随机共振在微弱信号检测中的机理研究

It is difficult to implement extraction of weak signals in strong noise background. Although the traditional noise suppression technology can significantly reduce noise level, but the target signal can also be greatly damaged during the detection process. Based on stochastic resonance theory for weak signal detection and combined with the scholars of the existing research results at home and abroad, the project proposes the weak signal detection methods under different models combined with the traditional stochastic resonance, through which trying to solve the problems about utilization of low noise energy into signal energy. The research content includes: adaptive nonlinear coupling system of weak signal detection model; single potential function; tri-stable stochastic resonance system to improve the system performance of weak signal detection and to solve the problems of insufficient traditional bistable system noise utilization; Artificial intelligence algorithms are also introduced into stochastic resonance of nonlinear equation parameters optimization, so that the optimum parameters of the new model can be found; For aperiodic signal detection, more effective detection model is proposed; Finally, the new stochastic resonance models are implemented for the practical engineering data detection. Through this project, the stochastic resonance research of weak signal detection range is extended using different model research. The innovative models and detection methods are proposed by introducing artificial intelligence algorithms, thus improve the signal-to-noise ratio, interference noise suppression to achieve target signal detection.
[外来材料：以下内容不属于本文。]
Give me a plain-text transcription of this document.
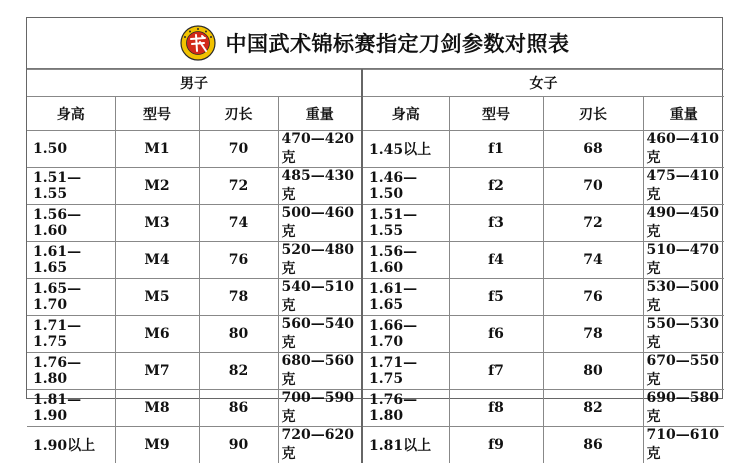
中国武术锦标赛指定刀剑参数对照表
男子				女子			
身高	型号	刃长	重量	身高	型号	刃长	重量
1.50	M1	70	470—420克	1.45以上	f1	68	460—410克
1.51—1.55	M2	72	485—430克	1.46—1.50	f2	70	475—410克
1.56—1.60	M3	74	500—460克	1.51—1.55	f3	72	490—450克
1.61—1.65	M4	76	520—480克	1.56—1.60	f4	74	510—470克
1.65—1.70	M5	78	540—510克	1.61—1.65	f5	76	530—500克
1.71—1.75	M6	80	560—540克	1.66—1.70	f6	78	550—530克
1.76—1.80	M7	82	680—560克	1.71—1.75	f7	80	670—550克
1.81—1.90	M8	86	700—590克	1.76—1.80	f8	82	690—580克
1.90以上	M9	90	720—620克	1.81以上	f9	86	710—610克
微弱信号检测在强噪声背景中难以实现信号提取，传统降噪技术虽能够大幅度降低噪声，但目标信号在检测过程中同样也会造成损失。本项目以随机共振微弱信号检测理论为基础，参考国内外广大学者现有的研究成果，结合传统随机共振研究提出不同模型下微弱信号检测，解决噪声能量转化信号能量利用率低问题。具体研究内容有：自适应非线性耦合系统的微弱信号检测模型，单稳势函数，三稳态随机共振系统提升微弱信号检测性能，解决传统双稳态系统噪声利用率不足的问题；人工智能算法引入随机共振非线性方程参数寻优，提出新模型随机共振寻找实验最佳参数；对于非周期信号检测提出更为有效的检测模型；最后将随机共振模型进行实际工程数据检测，通过本项目研究扩展了随机共振微弱信号检测研究范围，创新模型思路与检测方法，引入人工智能算法，提高信噪比，扰抑噪声干扰达到目标信号检测目的。

本项目主要对Levy噪声驱动下的随机共振机理进行了一系列研究。主要包含Levy噪声驱动下的三稳随机共振机理研究与应用，Levy噪声下的耦合非线性系统中的随机共振机理研究以及Levy噪声下的一阶线性系统的微弱信号检测。在三稳系统中，通过引入非对称因子，形成了不同于经典三稳系统的非对称系统，通过改变Levy噪声中的一系列参数探究了不同参数给随机共振现象带来的变化。基于两个系统在耦合因子的作用下形成的非线性耦合系统的性能往往由于单个系统，通过将Levy噪声引入到耦合系统中，分析了其系统的随机共振特性，并验证了系统在工程应用中的有效性。在采用提出的随机共振系统检测微弱信号时，为了获得更好的检测结果，利用自适应遗传算法等对系统的参数进行优化。本项目的研究成果为Levy噪声在随机共振现象产生时参数的选择提供了参考，并为所提系统在实际工程中的应用奠定了基础。